La recherche sur les mécanismes de la douleur: Qu'est-ce qui se passe entre la détection d'un stimulus et le comportement? (Image: Thinkstock)

Lorsque vous touchez accidentellement une plaque chaude, vous ressentez une forte douleur et vous retirez aussitôt votre main. Votre réaction immédiate comporte ainsi une composante douleur et une composante réflexe. L’équipe de recherche du Professeur Dominique Glauser du Département de biologie de la Faculté des sciences s’intéresse à ce qui se passe entre la détection du stimulus et le comportement.

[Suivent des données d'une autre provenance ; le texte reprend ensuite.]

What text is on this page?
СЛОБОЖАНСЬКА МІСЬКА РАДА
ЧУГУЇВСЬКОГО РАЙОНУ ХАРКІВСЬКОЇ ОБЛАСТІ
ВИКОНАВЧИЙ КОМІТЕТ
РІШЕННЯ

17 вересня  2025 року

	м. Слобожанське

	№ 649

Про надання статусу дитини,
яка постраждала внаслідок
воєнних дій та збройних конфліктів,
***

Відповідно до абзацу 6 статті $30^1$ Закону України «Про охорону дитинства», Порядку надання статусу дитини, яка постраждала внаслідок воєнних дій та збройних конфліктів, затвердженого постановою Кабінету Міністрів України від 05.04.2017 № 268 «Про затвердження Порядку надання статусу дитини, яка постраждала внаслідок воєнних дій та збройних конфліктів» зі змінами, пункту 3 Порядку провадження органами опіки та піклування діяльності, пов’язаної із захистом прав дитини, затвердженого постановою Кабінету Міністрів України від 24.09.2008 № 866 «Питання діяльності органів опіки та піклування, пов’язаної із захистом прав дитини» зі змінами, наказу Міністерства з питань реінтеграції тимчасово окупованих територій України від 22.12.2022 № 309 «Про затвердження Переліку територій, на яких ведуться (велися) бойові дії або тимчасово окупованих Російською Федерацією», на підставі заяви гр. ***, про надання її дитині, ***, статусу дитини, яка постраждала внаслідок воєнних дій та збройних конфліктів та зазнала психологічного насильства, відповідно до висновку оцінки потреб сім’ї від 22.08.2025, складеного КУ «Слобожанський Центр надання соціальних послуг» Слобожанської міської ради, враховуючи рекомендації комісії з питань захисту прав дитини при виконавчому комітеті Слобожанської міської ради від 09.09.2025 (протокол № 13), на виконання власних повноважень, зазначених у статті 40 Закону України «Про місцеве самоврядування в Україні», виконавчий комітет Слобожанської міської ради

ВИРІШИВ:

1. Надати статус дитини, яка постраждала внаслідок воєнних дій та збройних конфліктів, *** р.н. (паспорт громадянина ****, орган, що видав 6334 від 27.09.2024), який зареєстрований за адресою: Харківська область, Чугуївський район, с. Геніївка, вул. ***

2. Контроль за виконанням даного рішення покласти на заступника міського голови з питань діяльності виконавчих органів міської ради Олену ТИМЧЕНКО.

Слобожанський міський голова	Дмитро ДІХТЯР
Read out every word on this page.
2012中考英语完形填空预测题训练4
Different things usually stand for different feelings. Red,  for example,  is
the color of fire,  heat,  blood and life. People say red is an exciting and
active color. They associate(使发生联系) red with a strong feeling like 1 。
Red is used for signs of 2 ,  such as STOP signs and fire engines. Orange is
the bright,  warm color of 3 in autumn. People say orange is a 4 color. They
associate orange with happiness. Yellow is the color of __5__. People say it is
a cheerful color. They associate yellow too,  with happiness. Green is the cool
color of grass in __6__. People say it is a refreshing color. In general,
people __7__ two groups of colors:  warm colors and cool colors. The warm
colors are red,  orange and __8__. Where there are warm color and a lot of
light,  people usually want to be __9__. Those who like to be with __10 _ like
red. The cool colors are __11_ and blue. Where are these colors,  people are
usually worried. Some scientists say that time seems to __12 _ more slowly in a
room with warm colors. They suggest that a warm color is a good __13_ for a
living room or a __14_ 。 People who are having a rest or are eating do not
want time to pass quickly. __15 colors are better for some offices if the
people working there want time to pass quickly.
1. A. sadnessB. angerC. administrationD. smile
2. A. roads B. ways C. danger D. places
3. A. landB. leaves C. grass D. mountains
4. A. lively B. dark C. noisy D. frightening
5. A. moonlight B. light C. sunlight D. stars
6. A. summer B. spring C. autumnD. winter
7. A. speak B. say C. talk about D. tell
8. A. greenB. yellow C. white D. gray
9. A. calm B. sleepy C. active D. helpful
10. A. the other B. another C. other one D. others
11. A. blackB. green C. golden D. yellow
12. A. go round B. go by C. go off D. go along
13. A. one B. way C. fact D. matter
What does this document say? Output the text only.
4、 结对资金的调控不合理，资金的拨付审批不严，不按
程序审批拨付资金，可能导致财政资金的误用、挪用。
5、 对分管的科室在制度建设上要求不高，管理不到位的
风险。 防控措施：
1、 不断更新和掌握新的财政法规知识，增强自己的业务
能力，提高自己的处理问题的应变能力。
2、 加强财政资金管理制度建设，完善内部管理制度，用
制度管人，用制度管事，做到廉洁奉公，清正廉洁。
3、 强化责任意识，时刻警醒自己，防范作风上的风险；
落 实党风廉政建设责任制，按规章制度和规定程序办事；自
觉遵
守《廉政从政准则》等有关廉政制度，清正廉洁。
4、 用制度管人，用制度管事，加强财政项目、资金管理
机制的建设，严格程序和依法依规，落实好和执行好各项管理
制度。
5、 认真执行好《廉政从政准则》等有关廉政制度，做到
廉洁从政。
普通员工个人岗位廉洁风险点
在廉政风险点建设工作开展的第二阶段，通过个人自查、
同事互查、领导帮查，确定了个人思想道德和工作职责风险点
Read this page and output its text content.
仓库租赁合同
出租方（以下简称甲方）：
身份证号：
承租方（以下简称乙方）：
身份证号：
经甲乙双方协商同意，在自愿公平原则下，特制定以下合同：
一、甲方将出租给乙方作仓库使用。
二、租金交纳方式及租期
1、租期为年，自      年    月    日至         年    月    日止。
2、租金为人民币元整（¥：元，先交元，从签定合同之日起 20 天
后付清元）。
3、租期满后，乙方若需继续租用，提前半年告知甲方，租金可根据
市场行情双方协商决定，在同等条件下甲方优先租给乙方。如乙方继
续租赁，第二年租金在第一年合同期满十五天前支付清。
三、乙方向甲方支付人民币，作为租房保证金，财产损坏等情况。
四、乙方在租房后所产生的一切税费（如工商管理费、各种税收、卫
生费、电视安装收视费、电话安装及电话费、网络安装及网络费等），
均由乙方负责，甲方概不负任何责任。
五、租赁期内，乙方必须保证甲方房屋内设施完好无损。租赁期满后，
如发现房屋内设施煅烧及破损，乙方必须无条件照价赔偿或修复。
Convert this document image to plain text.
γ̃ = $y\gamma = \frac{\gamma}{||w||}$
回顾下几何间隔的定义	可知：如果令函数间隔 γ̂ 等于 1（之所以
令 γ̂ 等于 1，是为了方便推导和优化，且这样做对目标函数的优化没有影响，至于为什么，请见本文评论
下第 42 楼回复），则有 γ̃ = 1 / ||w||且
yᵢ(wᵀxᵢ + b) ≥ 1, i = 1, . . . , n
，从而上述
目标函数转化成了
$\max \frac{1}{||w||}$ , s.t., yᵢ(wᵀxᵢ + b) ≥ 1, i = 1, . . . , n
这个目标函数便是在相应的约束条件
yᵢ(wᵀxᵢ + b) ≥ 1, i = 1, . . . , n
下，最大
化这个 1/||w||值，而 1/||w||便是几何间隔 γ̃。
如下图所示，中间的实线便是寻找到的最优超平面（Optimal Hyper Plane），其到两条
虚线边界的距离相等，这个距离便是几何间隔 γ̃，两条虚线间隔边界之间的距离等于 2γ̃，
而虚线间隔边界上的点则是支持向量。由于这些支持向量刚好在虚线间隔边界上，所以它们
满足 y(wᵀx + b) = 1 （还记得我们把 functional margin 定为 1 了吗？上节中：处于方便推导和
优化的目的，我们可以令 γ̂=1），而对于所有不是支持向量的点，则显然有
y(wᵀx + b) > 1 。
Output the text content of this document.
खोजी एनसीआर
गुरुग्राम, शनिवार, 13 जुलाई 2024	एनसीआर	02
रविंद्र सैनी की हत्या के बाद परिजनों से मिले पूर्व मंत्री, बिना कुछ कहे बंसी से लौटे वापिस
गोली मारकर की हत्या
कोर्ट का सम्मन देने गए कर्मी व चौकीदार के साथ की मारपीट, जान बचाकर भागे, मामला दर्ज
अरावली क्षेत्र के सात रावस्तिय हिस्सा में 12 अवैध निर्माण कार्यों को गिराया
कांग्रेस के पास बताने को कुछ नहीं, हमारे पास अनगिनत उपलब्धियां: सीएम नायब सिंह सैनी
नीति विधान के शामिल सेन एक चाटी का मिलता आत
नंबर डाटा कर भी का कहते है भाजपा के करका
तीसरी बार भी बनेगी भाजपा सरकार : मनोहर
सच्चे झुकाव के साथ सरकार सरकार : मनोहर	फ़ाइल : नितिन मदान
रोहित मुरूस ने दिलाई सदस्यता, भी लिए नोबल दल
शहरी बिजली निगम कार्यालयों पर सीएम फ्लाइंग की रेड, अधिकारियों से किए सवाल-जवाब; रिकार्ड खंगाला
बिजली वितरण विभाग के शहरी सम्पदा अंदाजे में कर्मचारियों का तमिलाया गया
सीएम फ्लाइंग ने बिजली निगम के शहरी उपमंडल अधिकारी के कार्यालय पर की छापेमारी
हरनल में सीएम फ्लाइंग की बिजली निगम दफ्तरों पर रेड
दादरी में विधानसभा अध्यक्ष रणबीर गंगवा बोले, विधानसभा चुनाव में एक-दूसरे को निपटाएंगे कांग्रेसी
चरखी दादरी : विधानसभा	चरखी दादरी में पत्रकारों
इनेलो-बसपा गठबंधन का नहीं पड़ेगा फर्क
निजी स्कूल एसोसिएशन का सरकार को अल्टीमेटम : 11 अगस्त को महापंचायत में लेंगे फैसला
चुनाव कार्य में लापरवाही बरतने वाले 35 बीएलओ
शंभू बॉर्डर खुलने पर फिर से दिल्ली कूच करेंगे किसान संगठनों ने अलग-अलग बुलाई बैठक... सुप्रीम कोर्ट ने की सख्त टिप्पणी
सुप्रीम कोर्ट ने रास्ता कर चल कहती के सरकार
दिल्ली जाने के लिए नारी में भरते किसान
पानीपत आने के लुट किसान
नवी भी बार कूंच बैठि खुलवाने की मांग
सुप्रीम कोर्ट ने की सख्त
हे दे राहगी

Ils ont donc examiné jusqu’au niveau neuronal la manière dont les informations sont transmises, d’un côté, au système moteur et, de l’autre, au cerveau. L’originalité de l’approche se situe dans le fait que les chercheurs s’intéressent à tous les niveaux de cette transmission, de la molécule au comportement.

Adapter la réponse à la douleur

Le ver nématode Caenorhabditis elegans a un système nerveux qui, sous bien des aspects, fonctionne comme celui de l’humain, tout étant radicalement plus simple (302 neurones). Le ver présente également des réactions d’évitement très visibles lorsqu’il est exposé à une chaleur excessive. Il s’agit donc d’un modèle idéal pour étudier les mécanismes de nociception, autrement dit de reconnaissance des stimuli nocifs, susceptibles de provoquer des dégâts, potentiels ou avérés, à un organisme. En se basant sur une librairie de mutants créée en laboratoire, Dominique Glauser a pu démontrer le rôle de la protéine CMK-1 dans la sensibilité à la chaleur. En effet, exposé à la chaleur, le nématode s’éloigne visiblement du danger. La protéine CMK-1 est, alors, présente dans le cytoplasme des neurones nocicepteurs. Par contre, lors d’une exposition prolongée, le nématode finit, en quelque sorte, par se désensibiliser. Le comportement d’évitement se réduit. Le chercheur a pu constater que CMK-1 s’est alors déplacé dans le noyau du neurone. Sa présence là serait donc la cause de la désensibilisation. Enfin, des tests ont également démontré qu’en déplaçant artificiellement cette protéine dans le cytoplasme ou dans le noyau, il est possible d’influencer la sensibilité du ver, preuve que ce mécanisme moléculaire permet effectivement au nématode d’adapter sa réponse à la douleur.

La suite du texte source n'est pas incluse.